What is most worrying about a possible North Korean collapse is that the key players in the region are not talking to each other, even informally, about such an eventuality. It’s almost certain that these powers—China, the United States, Japan, South Korea and, possibly, Russia—have all drawn up their own contingency plans for Pyongyang’s quick collapse. However, they’ve done nothing to explore a collective response to what is without doubt a geopolitical game-changer.
As a result, many crucial questions remain unanswered. For instance, how should the United States and South Korea react if China sends combat troops into North Korea to conduct ‘humanitarian assistance’ missions? In all likelihood, Beijing will be tempted to do so if millions of refugees start fleeing into China. Which country will take the lead in securing nuclear materials? How will China respond to the crossing of the 38th parallel by South Korean and US forces? Who will take the lead in reaching out to Pyongyang’s post-Kim regime? What will be the collective security architecture after the Korean peninsula is reunified?
Bonnie S Glaser and Scott Snyder voice similar concerns:
It is premature to predict near-term regime collapse in North Korea, but it is not too early for major regional parties to plan for the effects of instability, potentially including massive refugee flows and unsecure nuclear weapons, materials, facilities, and knowhow that could be smuggled out of the North and into the hands of the highest bidder. Responses to instability could include decisions by China, South Korea and the US to dispatch troops into North Korea to restore order and to locate and secure weapons of mass destruction facilities.

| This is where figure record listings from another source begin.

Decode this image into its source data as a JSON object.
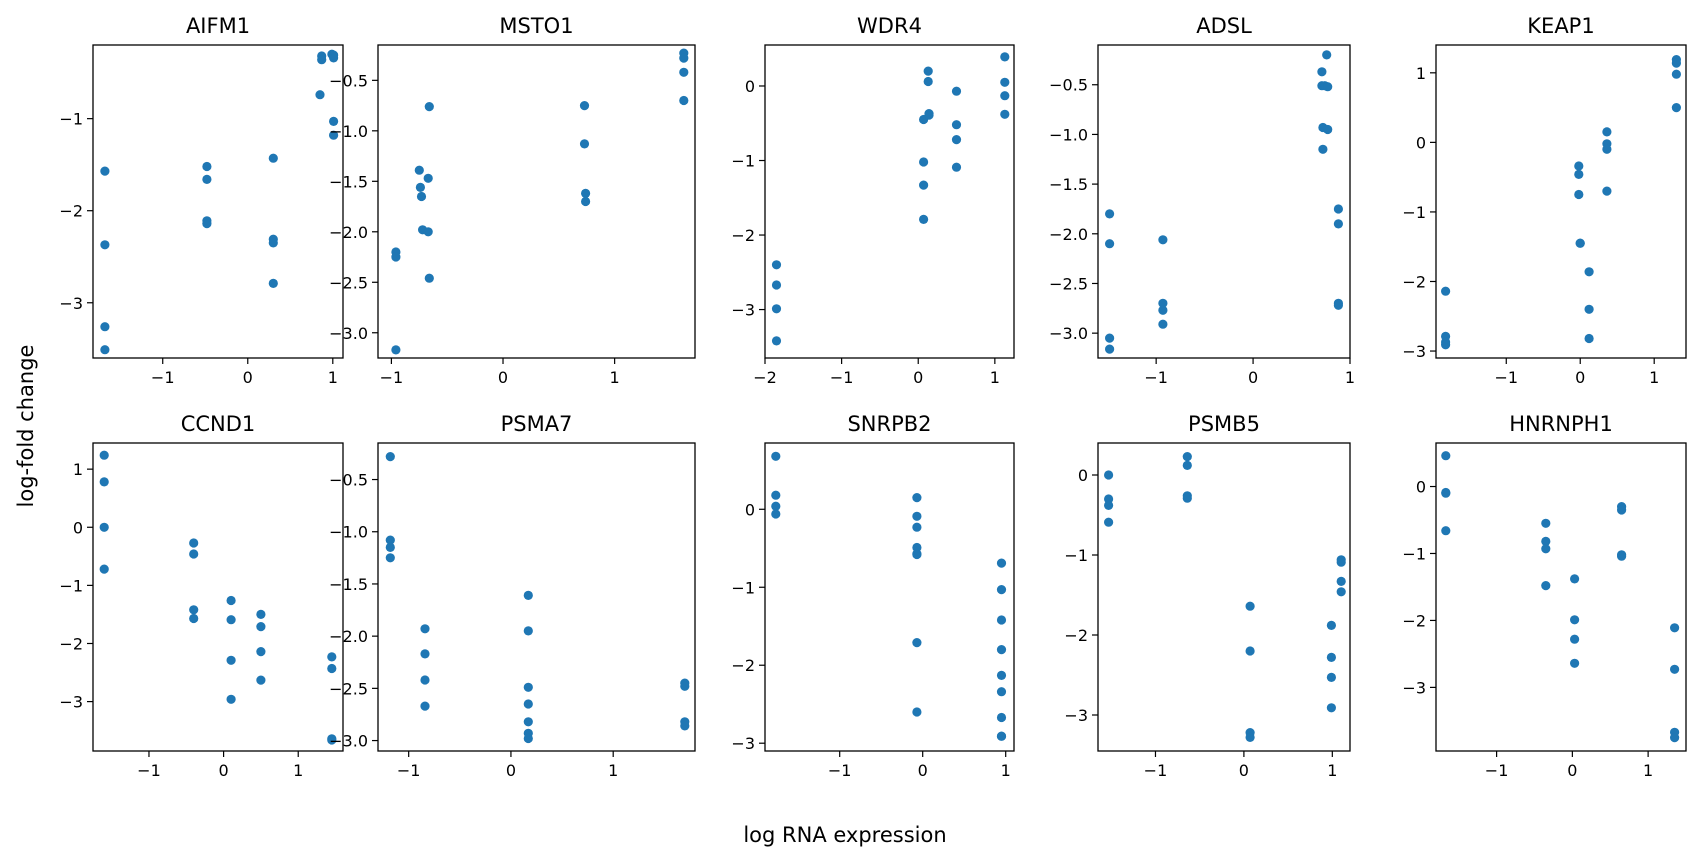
{
  "figure": {
    "xlabel": "log RNA expression",
    "ylabel": "log-fold change",
    "marker_color": "#1f77b4"
  },
  "chart_data": [
    {
      "type": "scatter",
      "title": "AIFM1",
      "xlim": [
        -1.82,
        1.12
      ],
      "ylim": [
        -3.6,
        -0.2
      ],
      "xticks": [
        -1,
        0,
        1
      ],
      "yticks": [
        -3,
        -2,
        -1
      ],
      "x": [
        -1.68,
        -1.68,
        -1.68,
        -1.68,
        -0.48,
        -0.48,
        -0.48,
        -0.48,
        0.3,
        0.3,
        0.3,
        0.3,
        0.85,
        0.87,
        0.87,
        0.99,
        1.01,
        1.01,
        1.01,
        1.01
      ],
      "y": [
        -1.57,
        -2.37,
        -3.26,
        -3.51,
        -1.52,
        -1.66,
        -2.11,
        -2.14,
        -1.43,
        -2.31,
        -2.35,
        -2.79,
        -0.74,
        -0.32,
        -0.36,
        -0.3,
        -0.34,
        -1.03,
        -1.18,
        -0.31
      ]
    },
    {
      "type": "scatter",
      "title": "MSTO1",
      "xlim": [
        -1.12,
        1.72
      ],
      "ylim": [
        -3.25,
        -0.15
      ],
      "xticks": [
        -1,
        0,
        1
      ],
      "yticks": [
        -3.0,
        -2.5,
        -2.0,
        -1.5,
        -1.0,
        -0.5
      ],
      "x": [
        -0.96,
        -0.96,
        -0.96,
        -0.75,
        -0.74,
        -0.73,
        -0.72,
        -0.67,
        -0.67,
        -0.66,
        -0.66,
        0.73,
        0.73,
        0.74,
        0.74,
        1.62,
        1.62,
        1.62,
        1.62
      ],
      "y": [
        -2.2,
        -2.25,
        -3.17,
        -1.39,
        -1.56,
        -1.65,
        -1.98,
        -1.47,
        -2.0,
        -0.76,
        -2.46,
        -0.75,
        -1.13,
        -1.62,
        -1.7,
        -0.23,
        -0.28,
        -0.42,
        -0.7
      ]
    },
    {
      "type": "scatter",
      "title": "WDR4",
      "xlim": [
        -2.0,
        1.25
      ],
      "ylim": [
        -3.65,
        0.55
      ],
      "xticks": [
        -2,
        -1,
        0,
        1
      ],
      "yticks": [
        -3,
        -2,
        -1,
        0
      ],
      "x": [
        -1.85,
        -1.85,
        -1.85,
        -1.85,
        0.07,
        0.07,
        0.07,
        0.07,
        0.13,
        0.13,
        0.14,
        0.14,
        0.5,
        0.5,
        0.5,
        0.5,
        1.13,
        1.13,
        1.13,
        1.13
      ],
      "y": [
        -2.4,
        -2.67,
        -2.99,
        -3.42,
        -0.45,
        -1.02,
        -1.33,
        -1.79,
        0.2,
        0.06,
        -0.37,
        -0.39,
        -0.07,
        -0.52,
        -0.72,
        -1.09,
        0.39,
        0.05,
        -0.13,
        -0.38
      ]
    },
    {
      "type": "scatter",
      "title": "ADSL",
      "xlim": [
        -1.6,
        1.0
      ],
      "ylim": [
        -3.25,
        -0.1
      ],
      "xticks": [
        -1,
        0,
        1
      ],
      "yticks": [
        -3.0,
        -2.5,
        -2.0,
        -1.5,
        -1.0,
        -0.5
      ],
      "x": [
        -1.48,
        -1.48,
        -1.48,
        -1.48,
        -0.93,
        -0.93,
        -0.93,
        -0.93,
        0.71,
        0.71,
        0.72,
        0.72,
        0.74,
        0.76,
        0.77,
        0.77,
        0.88,
        0.88,
        0.88,
        0.88
      ],
      "y": [
        -1.8,
        -2.1,
        -3.05,
        -3.16,
        -2.06,
        -2.7,
        -2.77,
        -2.91,
        -0.37,
        -0.51,
        -1.15,
        -0.93,
        -0.51,
        -0.2,
        -0.52,
        -0.95,
        -1.75,
        -1.9,
        -2.7,
        -2.72
      ]
    },
    {
      "type": "scatter",
      "title": "KEAP1",
      "xlim": [
        -1.95,
        1.43
      ],
      "ylim": [
        -3.1,
        1.4
      ],
      "xticks": [
        -1,
        0,
        1
      ],
      "yticks": [
        -3,
        -2,
        -1,
        0,
        1
      ],
      "x": [
        -1.82,
        -1.82,
        -1.82,
        -1.82,
        -0.02,
        -0.02,
        -0.02,
        0.0,
        0.0,
        0.12,
        0.12,
        0.12,
        0.36,
        0.36,
        0.36,
        0.36,
        1.3,
        1.3,
        1.3,
        1.3
      ],
      "y": [
        -2.14,
        -2.79,
        -2.87,
        -2.91,
        -0.34,
        -0.46,
        -0.75,
        -1.45,
        -1.45,
        -1.86,
        -2.4,
        -2.82,
        0.15,
        -0.02,
        -0.1,
        -0.7,
        1.19,
        1.14,
        0.98,
        0.5
      ]
    },
    {
      "type": "scatter",
      "title": "CCND1",
      "xlim": [
        -1.75,
        1.6
      ],
      "ylim": [
        -3.85,
        1.45
      ],
      "xticks": [
        -1,
        0,
        1
      ],
      "yticks": [
        -3,
        -2,
        -1,
        0,
        1
      ],
      "x": [
        -1.6,
        -1.6,
        -1.6,
        -1.6,
        -0.4,
        -0.4,
        -0.4,
        -0.4,
        0.1,
        0.1,
        0.1,
        0.1,
        0.5,
        0.5,
        0.5,
        0.5,
        1.45,
        1.45,
        1.45,
        1.45
      ],
      "y": [
        1.24,
        0.78,
        0.0,
        -0.72,
        -0.27,
        -0.46,
        -1.42,
        -1.57,
        -1.26,
        -1.59,
        -2.29,
        -2.96,
        -1.5,
        -1.71,
        -2.14,
        -2.63,
        -2.23,
        -2.43,
        -3.64,
        -3.66
      ]
    },
    {
      "type": "scatter",
      "title": "PSMA7",
      "xlim": [
        -1.3,
        1.8
      ],
      "ylim": [
        -3.1,
        -0.15
      ],
      "xticks": [
        -1,
        0,
        1
      ],
      "yticks": [
        -3.0,
        -2.5,
        -2.0,
        -1.5,
        -1.0,
        -0.5
      ],
      "x": [
        -1.18,
        -1.18,
        -1.18,
        -1.18,
        -0.84,
        -0.84,
        -0.84,
        -0.84,
        0.17,
        0.17,
        0.17,
        0.17,
        0.17,
        0.17,
        0.17,
        1.7,
        1.7,
        1.7,
        1.7
      ],
      "y": [
        -0.28,
        -1.08,
        -1.15,
        -1.25,
        -1.93,
        -2.17,
        -2.42,
        -2.67,
        -1.61,
        -1.95,
        -2.49,
        -2.65,
        -2.82,
        -2.93,
        -2.98,
        -2.45,
        -2.48,
        -2.82,
        -2.86
      ]
    },
    {
      "type": "scatter",
      "title": "SNRPB2",
      "xlim": [
        -1.9,
        1.1
      ],
      "ylim": [
        -3.1,
        0.85
      ],
      "xticks": [
        -1,
        0,
        1
      ],
      "yticks": [
        -3,
        -2,
        -1,
        0
      ],
      "x": [
        -1.77,
        -1.77,
        -1.77,
        -1.77,
        -0.07,
        -0.07,
        -0.07,
        -0.07,
        -0.07,
        -0.07,
        -0.07,
        -0.07,
        0.95,
        0.95,
        0.95,
        0.95,
        0.95,
        0.95,
        0.95,
        0.95,
        0.95
      ],
      "y": [
        0.68,
        0.18,
        0.04,
        -0.06,
        0.15,
        -0.09,
        -0.23,
        -0.49,
        -0.57,
        -1.71,
        -2.6,
        -0.58,
        -0.69,
        -1.03,
        -1.42,
        -1.8,
        -2.13,
        -2.34,
        -2.67,
        -2.91,
        -2.91
      ]
    },
    {
      "type": "scatter",
      "title": "PSMB5",
      "xlim": [
        -1.65,
        1.2
      ],
      "ylim": [
        -3.45,
        0.4
      ],
      "xticks": [
        -1,
        0,
        1
      ],
      "yticks": [
        -3,
        -2,
        -1,
        0
      ],
      "x": [
        -1.53,
        -1.53,
        -1.53,
        -1.53,
        -0.64,
        -0.64,
        -0.64,
        -0.64,
        0.07,
        0.07,
        0.07,
        0.07,
        0.99,
        0.99,
        0.99,
        0.99,
        1.1,
        1.1,
        1.1,
        1.1
      ],
      "y": [
        0.0,
        -0.3,
        -0.38,
        -0.59,
        0.23,
        0.12,
        -0.26,
        -0.29,
        -1.64,
        -2.2,
        -3.22,
        -3.28,
        -1.88,
        -2.28,
        -2.53,
        -2.91,
        -1.06,
        -1.09,
        -1.33,
        -1.46
      ]
    },
    {
      "type": "scatter",
      "title": "HNRNPH1",
      "xlim": [
        -1.8,
        1.5
      ],
      "ylim": [
        -3.95,
        0.65
      ],
      "xticks": [
        -1,
        0,
        1
      ],
      "yticks": [
        -3,
        -2,
        -1,
        0
      ],
      "x": [
        -1.67,
        -1.67,
        -1.67,
        -1.67,
        -0.35,
        -0.35,
        -0.35,
        -0.35,
        0.03,
        0.03,
        0.03,
        0.03,
        0.65,
        0.65,
        0.65,
        0.65,
        1.35,
        1.35,
        1.35,
        1.35
      ],
      "y": [
        0.46,
        -0.09,
        -0.1,
        -0.66,
        -0.55,
        -0.82,
        -0.93,
        -1.48,
        -1.38,
        -1.99,
        -2.28,
        -2.64,
        -0.3,
        -0.35,
        -1.02,
        -1.04,
        -2.11,
        -2.73,
        -3.67,
        -3.75
      ]
    }
  ]
}
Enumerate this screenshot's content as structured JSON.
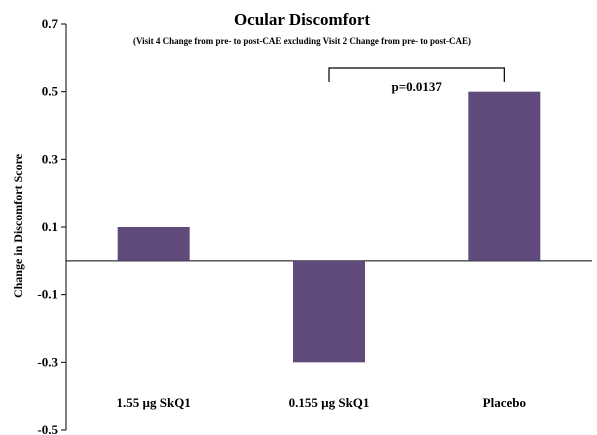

Absent advance coordination, these forces could come into conflict with each other.
The US cannot afford to let great power politics stand in the way of planning an effective response to North Korean instability; the risks are simply too great. Instead, it should seek to create favorable conditions for the primary parties, namely itself, South Korea, and China, to discuss likely responses to North Korean instability, while keeping its ally Japan informed.
All three governments should be prepared to offer reassurances to reduce the likelihood of miscalculation in the event of instability in North Korea. For example, the US could assure that it would work with the United Nations; would coordinate with China to secure WMD facilities, materials, and expertise; and would not station troops north of the 38th parallel after stabilization and reconstruction operations are completed. At the same time, the allies should seek assurances from Beijing that it would not intervene in North Korea’s domestic political situation to prop up a failing regime and would not obstruct ROK reunification efforts. Moreover, all three nations should agree that their armies would not engage each other in the North, and that no nation would exploit instability in the DPRK as an excuse to threaten any other state.
Given China’s strange relationship with North Korea, it’s hard to know whether this topic has even been hinted at in any of the discussions with the United States and other powers, but if it isn’t, it most assuredly should be. In addition to likely being a massive humanitarian disaster, a sudden collapse of the Kim regime has the potential to be a powder keg that ends with two nuclear powers staring at each other across the 38th Parallel while someone tries to figure out how to deal with the 22 million residents of a former dictatorship.